Art students sculpt their futures with portfolios


A cross made out of medical supplies… a unique concept that takes creativity to come up with, and technical skill to portray such a scene on a poster. For senior Jonathan Dinetz, the passion that he found in creating posters such as the medical supply cross motivated him to apply to an art school, Dinetz said.

“When I started doing posters for the school, I really enjoyed it,” Dinetz said. “So I said ‘Why don’t I attempt to do this and see how it’s going, go to art school and try to pursue this.’”

Others applying to art school had an idea of their intentions long before the application process began. Senior Elka Sorensen said that by the beginning of high school she knew that her interest in the arts could translate to college and even a future career.

“I liked acting, I liked singing, I liked drawing, I liked a lot of different art things but I realized that visual art was what I felt the most comfortable with,” Sorensen said.

Even freshmen in Art I are building their portfolios whether they know their future plans or not. By the time a student enters Art III they usually have already created the pieces that will make up their portfolio, allowing them to focus on other aspects of an art school application, art teacher Gillian Bailey said.

“When [art students] get to their senior year they are working on gathering information, writing essays, sometimes doing extra artwork assignments for applications,” Bailey said.

An art school application adds another dimension to the college process as art schools require a portfolio as well as a different kind of thinking, Sorensen said.

“If you are applying to art schools, they want to see what your brain comes up with and less of your technical skill because they want to see your potential in being a real artist,” Sorensen said.

Senior Will Dalton is finding a balance between conceptual and technical skill as he is applying to a program shared between a research university and an arts school. The program would allow him to explore his academic and artistic interests, as he would have the opportunity to earn a bachelor of arts and a bachelor of fine arts.

“I really like art and I really like learning about more academic subjects as well,” Dalton said. “I don’t know exactly what I want to do but I feel like there are a lot of opportunities there to find something that I really like.”
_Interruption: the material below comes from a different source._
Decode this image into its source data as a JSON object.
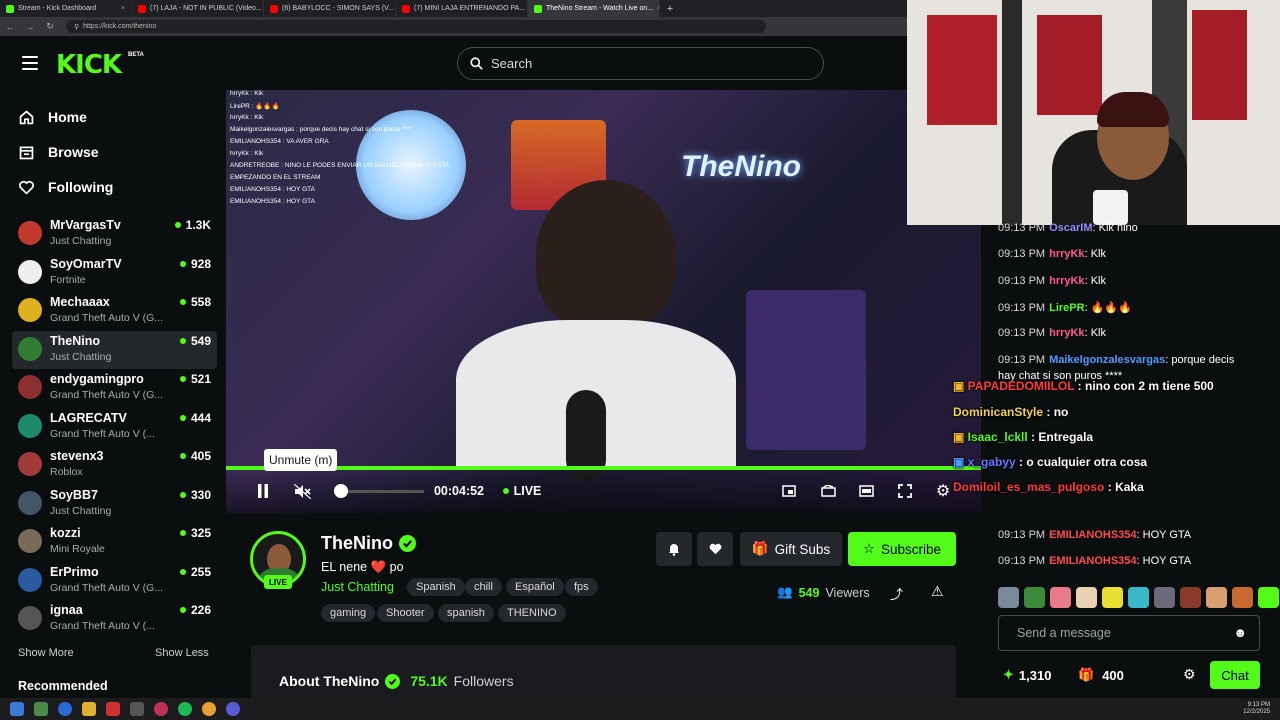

A portfolio of 10 to 15 art pieces makes or breaks an art school applicant’s chances of acceptance just as the GPA and essay determine acceptance to a liberal arts or research university.

Sorensen said a big plaster sculpture accompanied by a ten page research paper is her favorite piece in her portfolio.

“[The sculpture] feels like a really completed thing in my life, and I have a lot to say about it. I have my long paper that I could always dish out to people,” Sorensen said. “It’s definitely the biggest piece I have ever made so it’s definitely up top and going in all my portfolios.”

Dalton has been working on the pieces that are going into his portfolio for the entirety of his high school career and advises others interested in art school to do the same.

“Make sure the pieces that you are working on are something that you actually like and would be willing to submit, because you don’t want to be cramming when you’re older to get a bunch of pieces to put in your portfolio,” Dalton said.

While she was not working on her portfolio as a young child, senior Meryl Shi had an interest in fashion design while in elementary school.
“I always thought about fashion design, so in elementary school I already had an idea I just never really did much,” Shi said. “But I did go take art classes and I did all that stuff, so it was pretty straightforward for me to decide.”

Not all students are as forward thinking as Shi. Bailey said that most students are only confident of their intentions to apply to art school in the later stages of high school.

“I think [students] have a pretty good idea in their junior year because they are usually in Art III at that point or they are really starting to get excited about art or design in a specific area,” Bailey said.

Shi explored her passion for fashion over the summer at the Academy of Art, hoping to discover if it was in her future, Shi said.
“I really like my fashion design that I did over the summer at Academy of Art just because it helped prove that I am capable of doing fashion design and confirm that it is something that I wanted to pursue,” Shi said.